10/06/2016
Émerveillements V
Voici un article du Figaro sur l’orthographe :
« Ne vous fiez pas à quelqu'un qui fait des faute d'orthographe
par Quentin Périnel, mis à jour le 27/05/2016 à 09:37
Il y a mille façons possibles de se tromper. Et cela nous décrédibilise.
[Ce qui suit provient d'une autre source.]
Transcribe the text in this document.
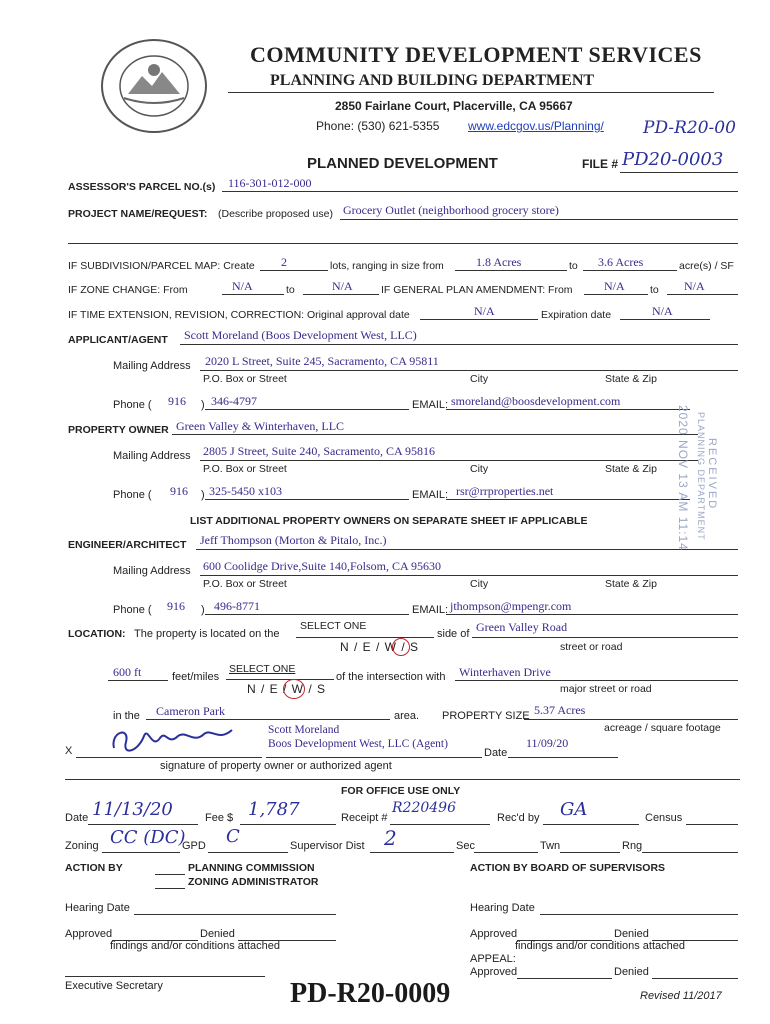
COMMUNITY DEVELOPMENT SERVICES
PLANNING AND BUILDING DEPARTMENT
2850 Fairlane Court, Placerville, CA 95667
Phone: (530) 621-5355 www.edcgov.us/Planning/ PD-R20-00
PLANNED DEVELOPMENT	FILE # PD20-0003
ASSESSOR'S PARCEL NO.(s) 116-301-012-000
PROJECT NAME/REQUEST: (Describe proposed use) Grocery Outlet (neighborhood grocery store)
IF SUBDIVISION/PARCEL MAP: Create 2	lots, ranging in size from	1.8 Acres	to 3.6 Acres	acre(s) / SF
IF ZONE CHANGE: From	N/A	to	N/A	IF GENERAL PLAN AMENDMENT: From	N/A to N/A
IF TIME EXTENSION, REVISION, CORRECTION: Original approval date	N/A	Expiration date	N/A
APPLICANT/AGENT Scott Moreland (Boos Development West, LLC)
Mailing Address 2020 L Street, Suite 245, Sacramento, CA 95811
P.O. Box or Street	City	State & Zip
Phone ( 916 ) 346-4797	EMAIL: smoreland@boosdevelopment.com
PROPERTY OWNER Green Valley & Winterhaven, LLC
Mailing Address 2805 J Street, Suite 240, Sacramento, CA 95816
P.O. Box or Street	City	State & Zip
Phone ( 916 ) 325-5450 x103	EMAIL: rsr@rrproperties.net
LIST ADDITIONAL PROPERTY OWNERS ON SEPARATE SHEET IF APPLICABLE
ENGINEER/ARCHITECT Jeff Thompson (Morton & Pitalo, Inc.)
Mailing Address 600 Coolidge Drive,Suite 140,Folsom, CA 95630
P.O. Box or Street	City	State & Zip
Phone ( 916 ) 496-8771	EMAIL: jthompson@mpengr.com
LOCATION: The property is located on the
SELECT ONE
N / E / W / S
side of Green Valley Road
street or road
600 ft	feet/miles
SELECT ONE
N / E / W / S
of the intersection with Winterhaven Drive
major street or road
in the Cameron Park	area. PROPERTY SIZE 5.37 Acres
acreage / square footage
X
Scott Moreland
Boos Development West, LLC (Agent)
Date
11/09/20
signature of property owner or authorized agent
FOR OFFICE USE ONLY
Date 11/13/20	Fee $ 1,787	Receipt #
R220496
Rec'd by GA	Census
Zoning CC (DC)
GPD C	Supervisor Dist 2	Sec	Twn	Rng
ACTION BY	PLANNING COMMISSION
ZONING ADMINISTRATOR
ACTION BY BOARD OF SUPERVISORS
Hearing Date	Hearing Date
Approved	Denied
findings and/or conditions attached
Approved	Denied
findings and/or conditions attached
APPEAL:
Approved	Denied
Executive Secretary	PD-R20-0009	Revised 11/2017
2020 NOV 13 AM 11:14 RECEIVED
PLANNING DEPARTMENT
La faute d'orthographe dans le titre est volontaire, et devait impérativement attirer votre attention ! L'heure est grave. J'encourage solennellement tous les lecteurs à être intransigeants. Le constat est alarmant : pas moins de 90 % des mails envoyés par des entreprises à leurs clients contiennent au moins une faute d'orthographe, selon une étude de l'institut de formation professionnelle Demos. Ce laxisme coûte plusieurs millions d'euros par an aux entreprises. Erreur sur le participe passé, sur la conjugaison, sur l'accord du pronom… il y a mille erreurs possibles ! Y compris la fameuse erreur d'inattention qui peut être impardonnable. J'ai reçu pas plus tard qu'hier un mail dont l'objet comportait la mention « Communiquer de presse »... Je ne vous cache pas qu'il a terminé sa course à la corbeille, sans même être lu.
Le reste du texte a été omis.